Criança de cinco anos morre ao cair de prédio no Nordeste; patroa da mãe é autuada por homicídio culposo

Miguel Otávio, de cinco anos, foi socorrido ainda com vida, mas não resistiu aos ferimentos

Por Oeste Mais

04/06/2020 14h07


Um menino de cinco anos morreu, nesta terça-feira, dia 2, após cair do nono andar de um prédio no Centro de Recife, capital pernambucana, no Nordeste brasileiro. Segundo a Polícia Militar, o caso ocorreu às 13 horas, no condomínio em que a mãe da criança trabalhava.

 

Miguel Otávio Santana da Silva era filho de uma empregada doméstica.

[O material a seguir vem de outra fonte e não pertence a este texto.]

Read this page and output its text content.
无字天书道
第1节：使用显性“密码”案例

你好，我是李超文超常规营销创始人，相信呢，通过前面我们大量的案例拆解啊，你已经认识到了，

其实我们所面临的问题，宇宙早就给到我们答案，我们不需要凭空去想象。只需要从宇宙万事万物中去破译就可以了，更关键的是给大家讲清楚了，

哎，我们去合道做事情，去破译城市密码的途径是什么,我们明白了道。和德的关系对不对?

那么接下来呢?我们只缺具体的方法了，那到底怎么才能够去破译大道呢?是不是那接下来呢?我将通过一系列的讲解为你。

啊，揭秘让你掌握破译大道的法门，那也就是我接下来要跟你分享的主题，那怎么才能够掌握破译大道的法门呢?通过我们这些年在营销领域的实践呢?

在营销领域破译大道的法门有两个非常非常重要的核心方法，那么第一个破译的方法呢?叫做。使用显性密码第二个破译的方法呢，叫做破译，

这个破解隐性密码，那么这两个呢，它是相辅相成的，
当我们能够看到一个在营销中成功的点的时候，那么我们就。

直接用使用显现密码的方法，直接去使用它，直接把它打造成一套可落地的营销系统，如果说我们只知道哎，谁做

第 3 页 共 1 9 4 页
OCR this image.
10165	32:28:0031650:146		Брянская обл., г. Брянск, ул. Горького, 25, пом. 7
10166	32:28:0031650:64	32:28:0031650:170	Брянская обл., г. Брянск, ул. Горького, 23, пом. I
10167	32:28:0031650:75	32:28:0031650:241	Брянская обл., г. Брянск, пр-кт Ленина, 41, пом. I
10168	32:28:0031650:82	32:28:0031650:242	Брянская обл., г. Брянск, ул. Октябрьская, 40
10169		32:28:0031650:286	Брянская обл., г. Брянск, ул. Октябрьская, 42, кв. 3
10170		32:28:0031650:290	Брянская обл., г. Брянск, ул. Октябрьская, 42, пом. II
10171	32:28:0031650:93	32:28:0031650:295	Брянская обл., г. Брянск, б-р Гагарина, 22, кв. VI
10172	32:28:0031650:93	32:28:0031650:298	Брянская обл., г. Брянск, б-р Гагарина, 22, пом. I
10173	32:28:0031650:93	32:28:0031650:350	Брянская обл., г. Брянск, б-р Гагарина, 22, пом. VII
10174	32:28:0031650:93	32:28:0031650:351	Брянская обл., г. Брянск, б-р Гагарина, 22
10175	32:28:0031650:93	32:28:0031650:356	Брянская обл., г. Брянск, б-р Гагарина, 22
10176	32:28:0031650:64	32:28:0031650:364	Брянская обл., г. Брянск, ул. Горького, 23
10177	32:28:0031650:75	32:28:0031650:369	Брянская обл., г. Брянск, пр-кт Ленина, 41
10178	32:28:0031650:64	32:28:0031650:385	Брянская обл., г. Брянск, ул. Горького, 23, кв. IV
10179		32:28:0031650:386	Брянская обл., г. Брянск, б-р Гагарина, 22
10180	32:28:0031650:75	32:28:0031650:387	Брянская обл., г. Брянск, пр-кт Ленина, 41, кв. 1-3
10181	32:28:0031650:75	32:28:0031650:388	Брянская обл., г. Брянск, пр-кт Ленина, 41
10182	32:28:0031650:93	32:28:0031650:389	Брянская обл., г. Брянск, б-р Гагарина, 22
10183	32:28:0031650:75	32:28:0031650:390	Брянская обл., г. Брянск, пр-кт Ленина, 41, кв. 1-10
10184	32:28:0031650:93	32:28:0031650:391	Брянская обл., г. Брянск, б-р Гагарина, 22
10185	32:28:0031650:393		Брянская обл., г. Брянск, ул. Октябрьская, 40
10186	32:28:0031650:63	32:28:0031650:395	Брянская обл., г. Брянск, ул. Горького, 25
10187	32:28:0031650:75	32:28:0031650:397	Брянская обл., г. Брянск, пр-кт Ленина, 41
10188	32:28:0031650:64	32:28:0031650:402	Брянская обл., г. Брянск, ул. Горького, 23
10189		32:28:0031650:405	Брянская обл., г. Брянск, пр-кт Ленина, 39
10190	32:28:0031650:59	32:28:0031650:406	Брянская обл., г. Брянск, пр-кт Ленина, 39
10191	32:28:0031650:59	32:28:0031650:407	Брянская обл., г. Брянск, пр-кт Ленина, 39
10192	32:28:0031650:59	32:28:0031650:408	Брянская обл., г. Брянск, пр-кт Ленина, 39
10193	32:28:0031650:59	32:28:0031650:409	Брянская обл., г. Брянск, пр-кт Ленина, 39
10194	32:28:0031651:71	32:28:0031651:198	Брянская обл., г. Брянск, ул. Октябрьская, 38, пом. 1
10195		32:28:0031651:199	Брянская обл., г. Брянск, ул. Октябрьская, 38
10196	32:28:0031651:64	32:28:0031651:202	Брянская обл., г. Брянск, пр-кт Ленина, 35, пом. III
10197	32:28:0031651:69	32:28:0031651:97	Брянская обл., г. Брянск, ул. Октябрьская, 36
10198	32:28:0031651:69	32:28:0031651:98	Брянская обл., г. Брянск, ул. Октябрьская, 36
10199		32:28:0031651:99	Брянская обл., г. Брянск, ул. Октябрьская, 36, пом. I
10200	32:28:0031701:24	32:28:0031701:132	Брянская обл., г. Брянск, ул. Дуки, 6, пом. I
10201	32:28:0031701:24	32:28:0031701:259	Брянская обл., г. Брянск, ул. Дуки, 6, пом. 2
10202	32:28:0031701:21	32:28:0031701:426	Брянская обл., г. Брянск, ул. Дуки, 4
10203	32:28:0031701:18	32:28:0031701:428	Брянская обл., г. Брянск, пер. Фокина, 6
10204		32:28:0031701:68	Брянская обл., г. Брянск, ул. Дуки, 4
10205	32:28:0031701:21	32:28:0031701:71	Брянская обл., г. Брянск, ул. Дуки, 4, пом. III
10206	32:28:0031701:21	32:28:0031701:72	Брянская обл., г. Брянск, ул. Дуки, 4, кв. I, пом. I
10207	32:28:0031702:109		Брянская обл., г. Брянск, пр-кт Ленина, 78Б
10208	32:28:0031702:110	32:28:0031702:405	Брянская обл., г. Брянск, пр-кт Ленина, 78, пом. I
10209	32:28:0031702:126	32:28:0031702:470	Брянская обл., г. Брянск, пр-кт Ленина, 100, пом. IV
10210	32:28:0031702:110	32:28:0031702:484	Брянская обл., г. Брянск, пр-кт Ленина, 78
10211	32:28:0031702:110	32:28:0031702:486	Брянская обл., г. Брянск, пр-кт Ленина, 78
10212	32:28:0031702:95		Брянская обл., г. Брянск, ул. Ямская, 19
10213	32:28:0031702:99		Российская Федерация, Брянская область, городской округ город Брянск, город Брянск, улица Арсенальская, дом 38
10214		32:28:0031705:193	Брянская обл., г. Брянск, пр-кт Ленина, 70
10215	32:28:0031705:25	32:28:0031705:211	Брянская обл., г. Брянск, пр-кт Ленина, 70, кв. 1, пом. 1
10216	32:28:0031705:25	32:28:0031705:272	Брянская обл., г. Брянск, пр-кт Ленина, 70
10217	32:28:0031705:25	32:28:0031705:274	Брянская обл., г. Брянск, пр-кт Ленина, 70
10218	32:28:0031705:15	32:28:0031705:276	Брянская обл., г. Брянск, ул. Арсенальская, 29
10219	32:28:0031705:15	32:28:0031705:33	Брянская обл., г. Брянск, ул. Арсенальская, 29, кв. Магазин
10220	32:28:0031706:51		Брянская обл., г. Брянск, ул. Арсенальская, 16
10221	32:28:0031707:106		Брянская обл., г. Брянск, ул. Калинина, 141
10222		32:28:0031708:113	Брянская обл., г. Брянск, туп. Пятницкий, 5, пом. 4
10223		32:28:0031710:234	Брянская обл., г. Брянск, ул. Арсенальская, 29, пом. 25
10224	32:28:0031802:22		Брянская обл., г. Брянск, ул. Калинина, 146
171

O perito criminal André Amaral, que esteve no local para as primeiras investigações, informou que é possível informar a altura da queda. "Ele caiu de uma altura aproximada de 35 metros", afirmou o profissional.

 

Para Amaral, os vestígios apontam para um acidente. "Fizemos o levantamento do local, constatamos alguns elementos materiais e verificamos que se trata de uma natureza da acidental", declarou.

 

A perícia identificou, por meio das imagens de câmeras de segurança, que ele apertou diversos botões do elevador. "Disseram que ele estava procurando a mãe", lembrou o perito.

 

A PM informou, por meio de nota, que a vítima foi socorrida pela mãe e por um médico, que mora no edifício.

 

No momento em que foi socorrida, a criança ainda estava viva, mas morreu logo em seguida. Ela foi levada para o Hospital da Restauração, também na região central da capital pernambucana.

 

De acordo com o Serviço de Atendimento Móvel de Urgência (Samu), uma ocorrência foi gerada às 13h23. Uma Unidade de Suporte Avançado e outras equipes chegaram ao local as 13h28, mas a criança já tinha sido socorrida.

 

A Polícia Militar, a Polícia Civil e o Instituto de Criminalística foram acionados para a ocorrência. O delegado Ramón Teixeira, titular da Delegacia Seccional de Santo Amaro, deu início às investigações ainda na terça-feira.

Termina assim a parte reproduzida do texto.